Je vins m'asseoir à côté de Nounours, et de lui. Il me mit Nounours dans les bras, sans un mot. Face à tant d'insistance, je n'osais pas refuse si aimable offre, aussi je serrais tant que le pouvais la peluche dans mes mains toutes frêles, toutes tremblantes. Mon corps vacillait, secoué par des soubresauts chancelants qui parcouraient mon dos en longues sueurs froides.
— Quelque chose ne va pas ?
Je ne lui ai rien répondu. Je crois que je me suis endormi.
[...]
— Il y a eu une brève querelle entre André Gide et Marcel Proust. En effet, lorsque Marcel Proust dépose son manuscrit à la NRF, André Gide en parcourt quelques pages et rejette unilatéralement le roman. Cependant, cette dissension est loin d'être comparable à celle qui l'opposait à d'autres autres qui lui étaient contemporains...

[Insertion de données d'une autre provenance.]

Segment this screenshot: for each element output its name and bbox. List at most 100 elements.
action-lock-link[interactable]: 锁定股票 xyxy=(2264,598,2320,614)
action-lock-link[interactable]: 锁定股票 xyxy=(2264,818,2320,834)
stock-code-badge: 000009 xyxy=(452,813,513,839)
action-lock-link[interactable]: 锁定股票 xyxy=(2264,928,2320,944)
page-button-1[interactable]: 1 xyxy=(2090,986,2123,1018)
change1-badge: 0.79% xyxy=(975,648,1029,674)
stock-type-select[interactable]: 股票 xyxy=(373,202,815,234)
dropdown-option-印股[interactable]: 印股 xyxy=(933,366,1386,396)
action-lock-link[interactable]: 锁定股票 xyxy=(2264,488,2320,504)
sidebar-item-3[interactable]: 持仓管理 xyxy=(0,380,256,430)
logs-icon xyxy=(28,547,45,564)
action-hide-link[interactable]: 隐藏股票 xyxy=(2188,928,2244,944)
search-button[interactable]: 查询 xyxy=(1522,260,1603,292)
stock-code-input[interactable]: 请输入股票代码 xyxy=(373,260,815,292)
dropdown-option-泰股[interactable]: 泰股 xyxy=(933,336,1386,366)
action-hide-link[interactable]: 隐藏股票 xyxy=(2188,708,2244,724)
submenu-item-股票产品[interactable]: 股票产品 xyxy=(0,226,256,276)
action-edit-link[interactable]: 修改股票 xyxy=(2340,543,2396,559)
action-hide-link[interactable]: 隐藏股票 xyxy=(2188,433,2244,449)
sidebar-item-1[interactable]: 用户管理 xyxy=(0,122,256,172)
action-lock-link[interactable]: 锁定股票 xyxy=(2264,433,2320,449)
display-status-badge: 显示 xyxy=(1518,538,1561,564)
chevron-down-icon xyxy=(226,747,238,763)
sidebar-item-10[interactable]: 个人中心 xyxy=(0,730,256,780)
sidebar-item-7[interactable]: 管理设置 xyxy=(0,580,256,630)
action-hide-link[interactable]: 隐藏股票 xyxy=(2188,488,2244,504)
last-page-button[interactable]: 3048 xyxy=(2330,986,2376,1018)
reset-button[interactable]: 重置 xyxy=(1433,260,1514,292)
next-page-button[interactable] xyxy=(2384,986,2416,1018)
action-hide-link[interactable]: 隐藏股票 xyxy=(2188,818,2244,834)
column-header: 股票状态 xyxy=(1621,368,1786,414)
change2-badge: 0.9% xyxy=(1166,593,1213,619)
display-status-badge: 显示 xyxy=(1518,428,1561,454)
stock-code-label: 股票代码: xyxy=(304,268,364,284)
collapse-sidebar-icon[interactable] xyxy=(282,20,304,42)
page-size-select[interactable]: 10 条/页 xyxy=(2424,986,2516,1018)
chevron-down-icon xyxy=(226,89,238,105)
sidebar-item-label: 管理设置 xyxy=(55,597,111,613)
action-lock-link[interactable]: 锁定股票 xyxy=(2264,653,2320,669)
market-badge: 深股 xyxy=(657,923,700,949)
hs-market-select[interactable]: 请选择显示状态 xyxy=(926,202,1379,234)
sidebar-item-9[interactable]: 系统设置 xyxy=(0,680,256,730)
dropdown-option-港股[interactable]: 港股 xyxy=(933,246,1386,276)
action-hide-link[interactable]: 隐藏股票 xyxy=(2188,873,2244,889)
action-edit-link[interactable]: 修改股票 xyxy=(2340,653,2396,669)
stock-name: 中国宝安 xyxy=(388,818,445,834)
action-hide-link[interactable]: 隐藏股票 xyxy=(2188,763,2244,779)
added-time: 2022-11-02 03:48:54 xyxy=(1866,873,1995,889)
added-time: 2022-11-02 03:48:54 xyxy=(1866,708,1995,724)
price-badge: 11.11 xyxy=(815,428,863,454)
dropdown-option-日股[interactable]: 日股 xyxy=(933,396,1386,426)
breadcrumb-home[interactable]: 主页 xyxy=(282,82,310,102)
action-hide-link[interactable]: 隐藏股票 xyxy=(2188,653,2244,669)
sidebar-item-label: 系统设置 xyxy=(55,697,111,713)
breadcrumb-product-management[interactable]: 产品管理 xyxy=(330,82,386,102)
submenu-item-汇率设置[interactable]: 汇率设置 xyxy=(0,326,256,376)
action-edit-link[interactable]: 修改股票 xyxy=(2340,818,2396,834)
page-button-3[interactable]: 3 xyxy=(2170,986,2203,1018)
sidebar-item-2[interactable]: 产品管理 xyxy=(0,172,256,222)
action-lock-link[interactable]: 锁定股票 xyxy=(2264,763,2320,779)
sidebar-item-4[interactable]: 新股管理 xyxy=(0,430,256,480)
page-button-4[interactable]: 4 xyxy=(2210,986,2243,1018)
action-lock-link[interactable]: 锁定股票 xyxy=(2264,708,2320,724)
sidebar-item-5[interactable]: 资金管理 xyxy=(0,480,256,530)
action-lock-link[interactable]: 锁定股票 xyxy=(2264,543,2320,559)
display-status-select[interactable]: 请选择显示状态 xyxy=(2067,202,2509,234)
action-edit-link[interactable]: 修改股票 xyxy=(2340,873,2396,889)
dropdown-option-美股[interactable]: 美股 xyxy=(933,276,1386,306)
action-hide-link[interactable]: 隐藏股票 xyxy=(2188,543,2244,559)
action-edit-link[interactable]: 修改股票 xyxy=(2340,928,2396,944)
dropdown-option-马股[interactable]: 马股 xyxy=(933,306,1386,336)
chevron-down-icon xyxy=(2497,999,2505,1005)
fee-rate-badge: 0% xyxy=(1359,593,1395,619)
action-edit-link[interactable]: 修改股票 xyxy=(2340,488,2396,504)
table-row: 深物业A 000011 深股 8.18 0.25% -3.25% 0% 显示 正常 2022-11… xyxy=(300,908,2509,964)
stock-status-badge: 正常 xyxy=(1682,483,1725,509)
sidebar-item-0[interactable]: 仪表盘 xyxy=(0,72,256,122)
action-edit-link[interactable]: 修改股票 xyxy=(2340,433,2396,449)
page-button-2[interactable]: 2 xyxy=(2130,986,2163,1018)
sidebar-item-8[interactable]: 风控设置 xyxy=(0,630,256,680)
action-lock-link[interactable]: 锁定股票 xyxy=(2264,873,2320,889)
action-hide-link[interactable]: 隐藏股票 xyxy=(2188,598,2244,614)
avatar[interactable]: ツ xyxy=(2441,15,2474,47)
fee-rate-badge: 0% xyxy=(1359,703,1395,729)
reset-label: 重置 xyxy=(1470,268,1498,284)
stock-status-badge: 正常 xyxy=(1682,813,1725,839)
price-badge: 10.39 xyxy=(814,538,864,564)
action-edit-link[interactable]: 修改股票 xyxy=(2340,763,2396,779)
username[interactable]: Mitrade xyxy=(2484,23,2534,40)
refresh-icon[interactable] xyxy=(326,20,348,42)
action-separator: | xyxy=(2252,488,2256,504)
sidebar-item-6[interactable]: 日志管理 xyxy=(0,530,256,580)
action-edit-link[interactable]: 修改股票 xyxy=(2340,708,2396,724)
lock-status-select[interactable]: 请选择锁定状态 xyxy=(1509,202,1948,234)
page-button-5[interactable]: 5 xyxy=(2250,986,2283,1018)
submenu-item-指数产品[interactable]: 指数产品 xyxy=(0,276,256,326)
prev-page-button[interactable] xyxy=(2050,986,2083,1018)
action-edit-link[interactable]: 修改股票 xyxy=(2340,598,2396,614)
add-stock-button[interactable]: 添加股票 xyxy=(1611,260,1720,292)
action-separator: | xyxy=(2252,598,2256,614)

J'aimais moins la voix de ma professeure de littérature. Elle était moins douce, moins belle, plus amère. Comme si elle avait connu la vie, et qu'elle avait été écorchée. J'aurais voulu la panser, la choyer, mais je n'avais pas le droit. En fait, je ne pouvais même pas saisir sa voix, ce n'était pas une question de droit. C'était une question de moyen. La voix paraissait s'échiner quelques temps à se frayer un passage à travers l'air, avant de renoncer, épuisée.
C'est moins libre que ça a l'air, la voix. Tout le monde dit que c'est direct, sincère. Qu'on voit tout dans la voix.
Je traçai quelques lettres en m'appliquant bien trop à mon goût. Les mots faisaient des taches d'encre sur la feuille, et j'avais l'impression très précieuse qu'ensemble ils s'envolaient. Comme des oiseaux.
Ce paysage m'a beaucoup plu.
[...]
— Tu aimes bien M. Robert.
— J'aime beaucoup ses oiseaux.
— Tu ne l'aimes pas, lui ?
Blanc.
— Il sait beaucoup de choses.
— Il est très savant en effet.
— Tu l'admires.
— C'est vrai.
— Il sait trop de choses.
— Tu trouves ?
— Il sait lire.
— Lire ?
— Les oiseaux d'encre. Il sait lire dans les oiseaux d'encre qui hantent les gens.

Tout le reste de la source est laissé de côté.